Great article. It reminds me of wildlife, like feeding dolphins in the bay where I live in Miami. It's not a good thing to do because dolphins may depend on humans for feeding and lose their motivation to hunt. Humans often take advantage of other's empathy to their detriment.
Good take. Few thoughts.
1) Firstly a picky one: you say "This idea helps to redeem the word “trauma,” which, some have argued, has been cheapened to cover nearly anything" and in the very same text place bombs, videos of loved ones' deaths AND REPEATEDLY SEEING AN EX WITH A NEW PARTNER in the same potentially unbearable/injurious beyond repair or benefit group. Was this a trick to catch your readers or do you genuinely not think that one of those things is not like the others?
2) So we have three (maybe four) categories of unpleasant experiences: such that are subject to full healing without longer term impairment; causing long term impairment; causing long term improvement/adaptive learning but without which we'll be fine too; and possibly also ones that are actually necessary for thriving.
While the second category is the standard trauma, I'd propose that the third category can also lead to widespread dysfunction not because the original adaptation is ineffective,but because it becomes so ingrained that it's hard to adapt to a changed environment. We could argue that this being stuck is effectively a form of second category, but this way we lose a distinction between a soldier who falls apart after a period of combat and one who adapts well to that situation but can't shake those new habits on return to safety (without developing PTSD).
And then we have a more ethical than functional point: how much importance should we place on category one: neither beneficial nor harmful but unpleasant. To use an example: even if corporal punishment wasn't long term damaging, we STILL shouldn't beat our children because making another person suffer if there are alternatives is a Bad Thing to Do.

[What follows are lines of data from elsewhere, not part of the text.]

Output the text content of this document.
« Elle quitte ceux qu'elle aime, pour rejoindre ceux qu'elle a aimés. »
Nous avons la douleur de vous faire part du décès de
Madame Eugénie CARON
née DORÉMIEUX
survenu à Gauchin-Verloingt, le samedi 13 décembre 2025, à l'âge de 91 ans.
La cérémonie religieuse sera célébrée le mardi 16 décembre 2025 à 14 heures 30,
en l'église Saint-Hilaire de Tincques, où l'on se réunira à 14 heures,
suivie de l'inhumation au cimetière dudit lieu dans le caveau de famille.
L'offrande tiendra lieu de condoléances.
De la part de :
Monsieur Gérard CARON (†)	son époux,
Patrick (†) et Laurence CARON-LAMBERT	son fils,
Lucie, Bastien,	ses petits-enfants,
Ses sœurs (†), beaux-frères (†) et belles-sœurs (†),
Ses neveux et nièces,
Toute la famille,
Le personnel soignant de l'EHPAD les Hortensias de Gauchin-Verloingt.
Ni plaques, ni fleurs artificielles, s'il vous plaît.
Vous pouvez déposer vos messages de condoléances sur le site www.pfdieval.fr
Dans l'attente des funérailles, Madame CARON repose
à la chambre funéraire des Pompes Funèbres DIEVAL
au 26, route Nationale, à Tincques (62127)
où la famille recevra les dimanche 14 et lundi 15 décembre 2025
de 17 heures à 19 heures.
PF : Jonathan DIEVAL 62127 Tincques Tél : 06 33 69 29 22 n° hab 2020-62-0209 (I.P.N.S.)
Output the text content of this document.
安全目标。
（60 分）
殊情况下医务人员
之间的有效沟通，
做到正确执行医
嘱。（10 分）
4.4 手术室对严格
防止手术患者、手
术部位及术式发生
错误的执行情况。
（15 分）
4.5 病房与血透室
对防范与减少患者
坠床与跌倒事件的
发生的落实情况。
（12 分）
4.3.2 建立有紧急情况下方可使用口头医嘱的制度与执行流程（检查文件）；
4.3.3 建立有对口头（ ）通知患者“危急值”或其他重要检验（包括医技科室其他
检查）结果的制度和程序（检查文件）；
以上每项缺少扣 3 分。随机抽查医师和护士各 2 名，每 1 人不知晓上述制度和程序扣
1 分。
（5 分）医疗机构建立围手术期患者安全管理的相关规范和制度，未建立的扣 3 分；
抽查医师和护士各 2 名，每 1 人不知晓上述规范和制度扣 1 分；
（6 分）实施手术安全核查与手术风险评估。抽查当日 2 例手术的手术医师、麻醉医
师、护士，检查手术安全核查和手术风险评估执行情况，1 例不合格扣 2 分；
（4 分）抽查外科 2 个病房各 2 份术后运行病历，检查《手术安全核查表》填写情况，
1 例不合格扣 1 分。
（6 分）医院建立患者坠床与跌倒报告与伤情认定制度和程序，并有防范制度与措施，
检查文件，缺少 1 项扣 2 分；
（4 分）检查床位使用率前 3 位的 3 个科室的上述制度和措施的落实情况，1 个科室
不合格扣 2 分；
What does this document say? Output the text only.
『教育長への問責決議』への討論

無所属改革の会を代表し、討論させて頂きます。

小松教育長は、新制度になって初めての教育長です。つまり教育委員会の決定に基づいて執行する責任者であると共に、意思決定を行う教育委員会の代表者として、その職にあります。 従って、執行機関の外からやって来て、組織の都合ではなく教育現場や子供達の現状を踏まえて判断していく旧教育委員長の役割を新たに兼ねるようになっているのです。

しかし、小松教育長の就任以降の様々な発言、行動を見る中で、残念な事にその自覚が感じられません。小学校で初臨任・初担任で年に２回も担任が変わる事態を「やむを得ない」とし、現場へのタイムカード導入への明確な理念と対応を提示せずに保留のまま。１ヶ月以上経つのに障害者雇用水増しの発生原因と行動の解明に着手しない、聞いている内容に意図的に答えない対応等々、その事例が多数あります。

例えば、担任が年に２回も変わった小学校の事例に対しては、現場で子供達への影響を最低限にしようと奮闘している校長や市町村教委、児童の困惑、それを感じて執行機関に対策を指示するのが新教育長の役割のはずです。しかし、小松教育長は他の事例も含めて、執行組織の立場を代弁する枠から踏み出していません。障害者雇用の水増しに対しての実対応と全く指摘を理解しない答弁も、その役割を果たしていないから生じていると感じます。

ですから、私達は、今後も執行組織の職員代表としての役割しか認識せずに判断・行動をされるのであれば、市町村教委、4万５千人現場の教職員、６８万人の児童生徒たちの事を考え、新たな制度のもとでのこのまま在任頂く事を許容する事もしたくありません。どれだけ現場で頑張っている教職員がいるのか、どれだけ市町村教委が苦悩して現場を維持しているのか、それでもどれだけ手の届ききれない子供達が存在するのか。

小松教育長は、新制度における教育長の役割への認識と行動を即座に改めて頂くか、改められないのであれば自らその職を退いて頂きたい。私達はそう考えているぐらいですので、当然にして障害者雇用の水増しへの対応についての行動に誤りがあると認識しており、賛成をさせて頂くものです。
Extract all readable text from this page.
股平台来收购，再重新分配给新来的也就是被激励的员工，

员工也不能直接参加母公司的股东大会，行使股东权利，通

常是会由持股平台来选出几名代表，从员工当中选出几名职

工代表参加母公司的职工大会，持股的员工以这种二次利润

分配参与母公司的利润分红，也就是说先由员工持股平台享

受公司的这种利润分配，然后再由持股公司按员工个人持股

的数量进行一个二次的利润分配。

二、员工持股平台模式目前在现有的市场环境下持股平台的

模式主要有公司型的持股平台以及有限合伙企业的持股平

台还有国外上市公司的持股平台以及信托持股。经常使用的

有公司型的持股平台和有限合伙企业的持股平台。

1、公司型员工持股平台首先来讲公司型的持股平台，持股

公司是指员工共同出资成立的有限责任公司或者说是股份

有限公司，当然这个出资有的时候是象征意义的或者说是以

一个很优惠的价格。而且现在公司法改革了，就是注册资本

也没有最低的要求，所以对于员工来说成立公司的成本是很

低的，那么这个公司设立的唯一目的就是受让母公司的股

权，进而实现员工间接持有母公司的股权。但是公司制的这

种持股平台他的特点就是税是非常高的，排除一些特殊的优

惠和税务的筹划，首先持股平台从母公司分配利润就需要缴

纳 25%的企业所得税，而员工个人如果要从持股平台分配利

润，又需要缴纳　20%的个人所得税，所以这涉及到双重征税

3) And finally, and I think very importantly for practical application of this thinking: I'm not sure we can clearly draw the line objectively. In your
footnote 4 there's a clue to why not: the effects will depend on the person. The same thing that's injurious for one child or young adult will be a challenge with positive effects or at least ultimately harmless for another. And while I'm sure that cultural framing of life events matters A LOT, individual differences in sensitivity and resilience (because of genetics/wiring and because of personal history) will also make a big difference.
On 1), that’s a fair point. It probably speaks more to my own psychology (see your point 3) than anything else. It wasn’t a trick as much as an attempt to say—with indifferent success—that traumas do have a number of different sources. But, fair enough. On 2) I am sympathetic to this way of breaking things out as well as your ethical perspective. To be candid, I’d just like to see more discussion of this sort of framing. But, yes, I think your view and my view both point to the second category as being special and the empirical agenda should be identifying what belongs in that category. On 3) I also agree with you. The issue of (large) individual differences makes the whole enterprise vexing. If only people were more similar, clinical psychology—and, heck, the rest of psychology—would be a lot easier.
Great article. It reminds me of wildlife, like feeding dolphins in the bay where I live in Miami. It's not a good thing to do because dolphins may depend on humans for feeding and lose their motivation to hunt. Humans often take advantage of other's empathy to their detriment.